In chapter 4, ‘Why Americans Stopped Creating’, Cowen worries about the implications of the stagnation of the US economy over recent years, which include greater economic, social and racial differences than in the previous generation. Productivity has fallen resulting in the death of the American dream of rags to riches, or at least of upward social and economic mobility. He believes that Silicon Valley and the ICT revolution are exceptional in their dynamism and drive; the ‘supercompanies’ innovate and pay their workers well but they are ‘embedded in a sleepier culture overall’. This leaves the poor with little hope of improving their situation and that poses a potential threat to the wider society that the complacent class has ignored. ‘The Respite of the Well-ordered Match: Love Music and Even Your Dog’ spells out the reasons for both complacency and the increasing divisions in US society. Chapter 6, ‘Why Americans Stopped Rioting and Legalized Marijuana’, argues that even the poor and Afro-Americans seem relatively complacent despite their worsening economic situation. Next, the book turns momentarily to China and its economic dynamism and high mobility, once the prerogative of the USA, as the opposition to present-day stasis in America.

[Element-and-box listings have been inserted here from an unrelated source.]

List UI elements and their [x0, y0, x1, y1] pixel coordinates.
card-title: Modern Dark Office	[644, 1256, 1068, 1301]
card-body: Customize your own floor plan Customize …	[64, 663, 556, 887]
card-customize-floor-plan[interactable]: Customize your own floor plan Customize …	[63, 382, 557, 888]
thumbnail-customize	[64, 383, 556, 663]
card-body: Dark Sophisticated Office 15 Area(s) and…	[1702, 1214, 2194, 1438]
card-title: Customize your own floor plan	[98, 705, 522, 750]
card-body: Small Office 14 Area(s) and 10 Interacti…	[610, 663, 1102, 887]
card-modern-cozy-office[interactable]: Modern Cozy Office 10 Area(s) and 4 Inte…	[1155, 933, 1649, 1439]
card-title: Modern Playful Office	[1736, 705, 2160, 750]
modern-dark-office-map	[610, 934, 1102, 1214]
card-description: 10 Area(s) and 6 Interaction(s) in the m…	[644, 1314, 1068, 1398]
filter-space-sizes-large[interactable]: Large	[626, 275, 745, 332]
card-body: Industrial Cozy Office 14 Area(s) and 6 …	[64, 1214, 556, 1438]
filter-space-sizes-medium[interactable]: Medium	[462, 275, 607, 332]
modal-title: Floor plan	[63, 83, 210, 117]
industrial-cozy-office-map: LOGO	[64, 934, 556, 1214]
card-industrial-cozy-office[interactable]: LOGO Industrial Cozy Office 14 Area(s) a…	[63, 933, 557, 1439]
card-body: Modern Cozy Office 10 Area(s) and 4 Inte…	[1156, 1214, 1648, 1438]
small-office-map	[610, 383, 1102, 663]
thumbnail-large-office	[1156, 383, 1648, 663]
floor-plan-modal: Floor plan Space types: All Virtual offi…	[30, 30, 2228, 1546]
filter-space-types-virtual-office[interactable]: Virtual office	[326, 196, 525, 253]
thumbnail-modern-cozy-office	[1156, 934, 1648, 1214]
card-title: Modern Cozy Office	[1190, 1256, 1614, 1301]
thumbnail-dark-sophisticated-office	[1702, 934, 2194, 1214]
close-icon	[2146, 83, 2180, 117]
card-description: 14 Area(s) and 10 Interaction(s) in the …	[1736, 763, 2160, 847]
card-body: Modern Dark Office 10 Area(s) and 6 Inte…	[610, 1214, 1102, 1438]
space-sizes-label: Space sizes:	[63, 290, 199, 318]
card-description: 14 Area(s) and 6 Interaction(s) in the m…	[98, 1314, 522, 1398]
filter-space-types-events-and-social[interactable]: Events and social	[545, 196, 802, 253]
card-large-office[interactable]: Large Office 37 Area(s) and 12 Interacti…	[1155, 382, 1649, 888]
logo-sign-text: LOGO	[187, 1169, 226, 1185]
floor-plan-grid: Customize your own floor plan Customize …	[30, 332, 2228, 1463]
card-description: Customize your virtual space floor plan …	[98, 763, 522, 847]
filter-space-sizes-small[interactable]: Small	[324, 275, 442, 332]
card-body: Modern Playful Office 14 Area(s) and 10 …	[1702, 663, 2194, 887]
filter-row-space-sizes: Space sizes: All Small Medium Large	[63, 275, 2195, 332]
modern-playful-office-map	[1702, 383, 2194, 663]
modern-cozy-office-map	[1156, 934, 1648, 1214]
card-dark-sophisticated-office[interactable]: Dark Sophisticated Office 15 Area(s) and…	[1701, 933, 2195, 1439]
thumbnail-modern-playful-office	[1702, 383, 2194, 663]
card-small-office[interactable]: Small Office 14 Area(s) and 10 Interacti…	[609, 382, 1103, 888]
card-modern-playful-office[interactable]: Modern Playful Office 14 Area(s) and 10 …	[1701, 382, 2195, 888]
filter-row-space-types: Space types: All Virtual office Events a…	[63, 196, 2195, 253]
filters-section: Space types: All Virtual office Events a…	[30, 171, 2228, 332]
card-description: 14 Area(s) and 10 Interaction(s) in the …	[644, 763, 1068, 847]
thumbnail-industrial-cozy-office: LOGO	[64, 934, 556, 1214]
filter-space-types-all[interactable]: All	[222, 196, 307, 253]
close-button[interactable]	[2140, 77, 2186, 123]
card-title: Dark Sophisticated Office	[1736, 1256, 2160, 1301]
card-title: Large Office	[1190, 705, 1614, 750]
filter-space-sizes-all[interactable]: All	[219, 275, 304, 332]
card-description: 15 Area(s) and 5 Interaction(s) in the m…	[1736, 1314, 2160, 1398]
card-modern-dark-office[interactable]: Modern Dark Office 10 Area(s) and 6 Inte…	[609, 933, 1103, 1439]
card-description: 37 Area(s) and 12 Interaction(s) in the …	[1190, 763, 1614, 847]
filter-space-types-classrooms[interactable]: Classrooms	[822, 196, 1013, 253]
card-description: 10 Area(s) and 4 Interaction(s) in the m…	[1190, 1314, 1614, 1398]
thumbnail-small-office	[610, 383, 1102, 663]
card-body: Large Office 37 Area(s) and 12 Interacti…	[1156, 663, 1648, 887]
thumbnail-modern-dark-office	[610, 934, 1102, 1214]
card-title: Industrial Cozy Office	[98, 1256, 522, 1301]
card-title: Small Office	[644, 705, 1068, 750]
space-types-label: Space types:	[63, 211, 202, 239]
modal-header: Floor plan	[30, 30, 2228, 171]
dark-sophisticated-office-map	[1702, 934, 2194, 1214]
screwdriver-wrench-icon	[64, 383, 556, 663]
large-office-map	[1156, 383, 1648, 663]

In chapter 8 ‘Political Stagnation, the Dwindling of True Democracy, and Alexis de Toqueville as Prophet of Our Time’, Cowen refers to the foresight of the 19th-century French observer of the USA in predicting the difficulty of sustaining capitalism over the long term. Moreover, as Cowen avers, ‘Static America has a static government’. He now turns to his main prediction: given that the Federal government has half its budget tied down in statutory spending on social programmes and its own bills, it has little flexibility to deal with any impending crisis without raising taxes or making cutbacks, which the complacent class would not tolerate. Yet the problems associated with the stasis outlined earlier could blow up or implode into crises, which is why in the final chapter, ‘The Return of Chaos and Why the Complacent Class Cannot Hold’, Cowen looks at possible crises – the decline in Americans’ trust in their own government, the threat of greater chaos from the outside world and the return of the business cycle.
Why is the quest for the American dream self-defeating according to Cowen? Because, having obtained what they desired, better-off Americans have stopped striving so hard for greater wealth and are now content to enjoy it in the comfort of their homes and, despite the resulting greater economic and social divisions, the disadvantaged do not protest. As Sunstein argues, the compulsive habit of choosing personalised and filtered social media also leads to cultural and political segregation and complacency – the connection between these two books and their authors. These books deal with the USA, but it is surely the case that both authors’ concerns can be applied to economic stability and democracy in Europe too.